Philosophy Chapter 1

  1. What is logic?
    Logic is the organized body of knowledge that evaluates arguments.
  2. Define argument.
    A group of statements, one or more of which (the premises) are claimed to provide support for the conclusion. The premises either do or do not support the conclusion.
  3. Conclusion Indicators
    Therefore, thus, consequently, accordingly, so, for this reason, hence, it follows that, as a result...
  4. What are Premise Indicators?
    Since, as indicated by, because, for, in that, given that, seeing that, for the reason that, owing to...
  5. Define Syllogistic logic
    Kind of logic in which the fundamental elements are terms and arguments are evaluated as good OR bad
  6. Simple Noninferential Passages, what are the 4 main components?
    • 1. Warning- Expression to put someone on guard
    • 2. Piece of advice- Expression that makes recommendation about future conduct\
    • 3. Opinion- Expression about what someone believes
    • 4. Loosely associated statement- About general subject which lack a claim that one of them is proved by others.
  7. Expository Passage
    Begins with a topic sentence followed by 1+ sentences that can be taken as an argument based on if following sentences are to prove topic sentence or develop it.
  8. Define Illustration
    An expression involving one or more examples that is intended to show what something means or how it is done. They don't claim anything is be proved. Those that are taken as arguments are called arguments from example.
  9. Define Explanations
    • Explanations try to shed light on some event or phenomenon.
    • Explanans is the statement/group of statements that purports to do the explaining,
    • Explanandum is the statement that describes the event or phenomenon to be explained
  10. What is the main layout of a Conditional Statement?
    Is an "if... then.." statement
  11. Define antecedent
    Component statement immediately following the "if"
  12. Define consequent
    Statement following the "then"
  13. Define deductive argument
    Argument incorporating the claim that it is impossible for the conclusion to be false when the premises are true.

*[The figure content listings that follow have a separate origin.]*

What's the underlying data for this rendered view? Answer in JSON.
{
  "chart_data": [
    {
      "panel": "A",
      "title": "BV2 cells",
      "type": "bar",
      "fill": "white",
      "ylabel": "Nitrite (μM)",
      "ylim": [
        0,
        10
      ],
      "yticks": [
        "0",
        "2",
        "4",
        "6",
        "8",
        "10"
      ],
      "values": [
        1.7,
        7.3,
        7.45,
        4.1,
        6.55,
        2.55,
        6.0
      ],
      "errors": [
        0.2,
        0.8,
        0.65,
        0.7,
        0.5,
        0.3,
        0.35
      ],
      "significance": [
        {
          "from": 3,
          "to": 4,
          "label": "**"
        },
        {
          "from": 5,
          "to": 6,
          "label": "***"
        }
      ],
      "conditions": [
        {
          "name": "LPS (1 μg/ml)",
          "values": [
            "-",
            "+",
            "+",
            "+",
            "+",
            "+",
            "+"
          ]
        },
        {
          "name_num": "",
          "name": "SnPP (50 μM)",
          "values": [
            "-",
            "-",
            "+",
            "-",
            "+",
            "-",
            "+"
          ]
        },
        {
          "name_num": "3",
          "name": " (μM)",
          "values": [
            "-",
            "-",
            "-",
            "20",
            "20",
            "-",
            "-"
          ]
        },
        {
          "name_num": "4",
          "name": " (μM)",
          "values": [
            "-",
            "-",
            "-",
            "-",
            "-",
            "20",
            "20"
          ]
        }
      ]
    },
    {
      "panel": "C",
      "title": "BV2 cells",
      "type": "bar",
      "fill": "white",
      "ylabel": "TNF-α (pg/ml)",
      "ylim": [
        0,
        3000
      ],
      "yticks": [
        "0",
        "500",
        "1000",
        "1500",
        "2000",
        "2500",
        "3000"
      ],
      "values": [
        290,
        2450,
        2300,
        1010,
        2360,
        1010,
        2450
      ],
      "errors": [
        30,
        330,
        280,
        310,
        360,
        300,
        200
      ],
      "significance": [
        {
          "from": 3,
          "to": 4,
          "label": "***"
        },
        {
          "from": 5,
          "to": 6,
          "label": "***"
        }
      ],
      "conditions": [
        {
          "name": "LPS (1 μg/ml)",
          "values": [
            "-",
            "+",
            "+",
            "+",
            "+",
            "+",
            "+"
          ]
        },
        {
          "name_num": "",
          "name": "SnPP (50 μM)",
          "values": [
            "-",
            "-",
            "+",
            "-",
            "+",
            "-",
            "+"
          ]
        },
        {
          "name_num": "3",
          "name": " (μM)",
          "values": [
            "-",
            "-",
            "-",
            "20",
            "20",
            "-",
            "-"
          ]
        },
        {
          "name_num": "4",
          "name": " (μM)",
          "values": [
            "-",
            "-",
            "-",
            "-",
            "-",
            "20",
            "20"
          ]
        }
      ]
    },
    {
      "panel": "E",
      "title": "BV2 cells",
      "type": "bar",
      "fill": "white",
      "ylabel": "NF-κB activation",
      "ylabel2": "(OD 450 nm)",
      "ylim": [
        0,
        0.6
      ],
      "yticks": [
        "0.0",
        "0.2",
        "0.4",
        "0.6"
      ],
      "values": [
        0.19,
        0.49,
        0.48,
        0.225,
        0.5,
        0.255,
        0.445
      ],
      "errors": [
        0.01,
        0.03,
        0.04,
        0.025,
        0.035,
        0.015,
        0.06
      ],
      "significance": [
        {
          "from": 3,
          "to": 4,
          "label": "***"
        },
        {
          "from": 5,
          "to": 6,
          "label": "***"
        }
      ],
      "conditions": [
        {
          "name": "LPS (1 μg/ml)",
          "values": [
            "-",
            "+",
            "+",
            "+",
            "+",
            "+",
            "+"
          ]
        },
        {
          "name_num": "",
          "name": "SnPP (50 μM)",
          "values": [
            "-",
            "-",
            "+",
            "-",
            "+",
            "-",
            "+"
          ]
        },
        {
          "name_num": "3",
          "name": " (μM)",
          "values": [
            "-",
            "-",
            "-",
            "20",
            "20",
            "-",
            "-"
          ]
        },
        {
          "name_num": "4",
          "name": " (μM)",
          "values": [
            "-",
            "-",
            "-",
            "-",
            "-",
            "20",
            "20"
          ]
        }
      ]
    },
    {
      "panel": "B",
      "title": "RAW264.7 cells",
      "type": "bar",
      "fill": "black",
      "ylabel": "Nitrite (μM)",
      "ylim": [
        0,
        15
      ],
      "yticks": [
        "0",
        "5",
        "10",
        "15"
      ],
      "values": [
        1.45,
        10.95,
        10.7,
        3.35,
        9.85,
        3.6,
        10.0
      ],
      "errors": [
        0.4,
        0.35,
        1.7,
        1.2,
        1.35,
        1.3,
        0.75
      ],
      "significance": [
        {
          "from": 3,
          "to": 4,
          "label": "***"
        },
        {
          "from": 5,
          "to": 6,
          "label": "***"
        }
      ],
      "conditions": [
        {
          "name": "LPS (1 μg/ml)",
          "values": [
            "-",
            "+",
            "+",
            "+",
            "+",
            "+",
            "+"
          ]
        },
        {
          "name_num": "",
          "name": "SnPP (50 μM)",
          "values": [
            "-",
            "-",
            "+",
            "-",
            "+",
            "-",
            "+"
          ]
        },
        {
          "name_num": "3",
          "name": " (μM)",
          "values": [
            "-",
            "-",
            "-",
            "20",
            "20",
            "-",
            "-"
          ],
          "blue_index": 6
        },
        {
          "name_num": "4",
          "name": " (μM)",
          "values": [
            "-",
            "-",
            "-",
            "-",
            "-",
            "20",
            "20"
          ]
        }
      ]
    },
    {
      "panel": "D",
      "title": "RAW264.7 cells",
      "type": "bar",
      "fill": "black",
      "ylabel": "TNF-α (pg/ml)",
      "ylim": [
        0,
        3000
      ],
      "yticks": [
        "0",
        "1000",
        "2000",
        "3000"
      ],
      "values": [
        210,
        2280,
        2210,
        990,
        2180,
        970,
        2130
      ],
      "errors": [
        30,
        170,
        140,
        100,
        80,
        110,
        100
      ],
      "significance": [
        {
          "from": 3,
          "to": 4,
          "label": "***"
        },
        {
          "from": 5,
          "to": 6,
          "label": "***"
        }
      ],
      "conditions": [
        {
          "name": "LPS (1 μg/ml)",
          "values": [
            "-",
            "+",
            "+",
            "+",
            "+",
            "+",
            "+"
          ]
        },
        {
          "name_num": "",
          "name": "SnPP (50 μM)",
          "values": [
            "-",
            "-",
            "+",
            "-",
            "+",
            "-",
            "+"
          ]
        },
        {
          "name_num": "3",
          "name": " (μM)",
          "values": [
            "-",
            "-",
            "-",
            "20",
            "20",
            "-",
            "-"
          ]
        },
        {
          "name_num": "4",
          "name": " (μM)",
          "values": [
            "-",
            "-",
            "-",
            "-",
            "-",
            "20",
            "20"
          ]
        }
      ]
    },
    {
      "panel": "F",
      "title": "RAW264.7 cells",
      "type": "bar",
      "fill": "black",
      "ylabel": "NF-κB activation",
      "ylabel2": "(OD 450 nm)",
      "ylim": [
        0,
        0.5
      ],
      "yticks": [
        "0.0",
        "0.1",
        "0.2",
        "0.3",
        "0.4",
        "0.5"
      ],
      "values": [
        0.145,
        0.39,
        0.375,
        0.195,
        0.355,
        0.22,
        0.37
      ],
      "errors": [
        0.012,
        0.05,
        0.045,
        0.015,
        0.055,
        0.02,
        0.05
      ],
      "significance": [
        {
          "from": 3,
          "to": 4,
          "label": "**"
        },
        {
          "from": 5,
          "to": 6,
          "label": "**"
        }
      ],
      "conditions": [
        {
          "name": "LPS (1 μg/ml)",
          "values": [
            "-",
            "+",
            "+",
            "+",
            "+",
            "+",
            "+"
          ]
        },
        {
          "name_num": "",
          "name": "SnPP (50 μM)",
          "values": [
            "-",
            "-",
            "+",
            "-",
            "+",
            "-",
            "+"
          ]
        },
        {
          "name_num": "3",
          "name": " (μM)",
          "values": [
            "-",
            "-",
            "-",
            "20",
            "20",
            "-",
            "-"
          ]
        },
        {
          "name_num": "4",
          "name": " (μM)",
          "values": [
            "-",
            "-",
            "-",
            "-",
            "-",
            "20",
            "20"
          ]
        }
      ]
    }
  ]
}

  14. Define inductive argument
    It is improbable that the conclusion be false given that the premises are true. Involve probabilistic reasoning.
  15. Deductive argument forms- Based on Mathematics
    Conclusion depends on purely arithmetic or geometric computation or measurement.
  16. Deductive argument forms- Argument from Definition
    Conclusion is claimed to depend merely on the definition of some word or phrase used in the premise or conclusion.
  17. Deductive argument forms- Categorical Syllogism
    Statement begins with the words "all", "no", or "some"
  18. Deductive argument forms- Hypothetical syllogism
    Has a conditional statement for one or both of it's premises.
  19. Deductive argument forms- Disjunctive syllogism
    "Either.. or"
  20. Inductive reasoning forms-Prediction
    Argument that proceeds from our knowledge of the past to make a claim about the future.
  21. Inductive Reasoning Forms- Argument from Analogy
    Argument that depends on the existence of an analogy or similarity between two things.
  22. Inductive Argument Forms- Generalization
    • Argument that proceeds the knowledge of a selected sample to some claim about the whole group.
    • Ex: If three oranges from the same crate are all tasty and juicy, than all oranges in the crate must be so.
  23. Inductive Argument Forms- From Authority
    Argument that concludes something is true because a presumed expert/witness says so.
  24. Inductive Argument Forms-Based on Signs
    Argument that proceeds from the knowledge of a sign to make a claim. It makes the conclusion only probable.
  25. Inductive Argument Forms- Causal Inference
    Argument that proceeds from knowledge of a cause to a claim about an effect.
  26. True or False?
    Arguments where the premises provide absolute support for the conclusion are always deductive.
  27. What is a valid deductive argument?
    Argument in which it is impossible for the conclusion to be False given that the premises are True.
  28. Define invalid deductive argument.
    A deductive argument where is IS possible for the conclusion to be false given that the premises are True.
  29. Strong Inductive Argument
    I.A. where it is improbable that the conclusion be False given that the premises are True
  30. Weak Inductive Argument
    I.A where the conclusion does not follow probably from the premises, even though it's claimed to.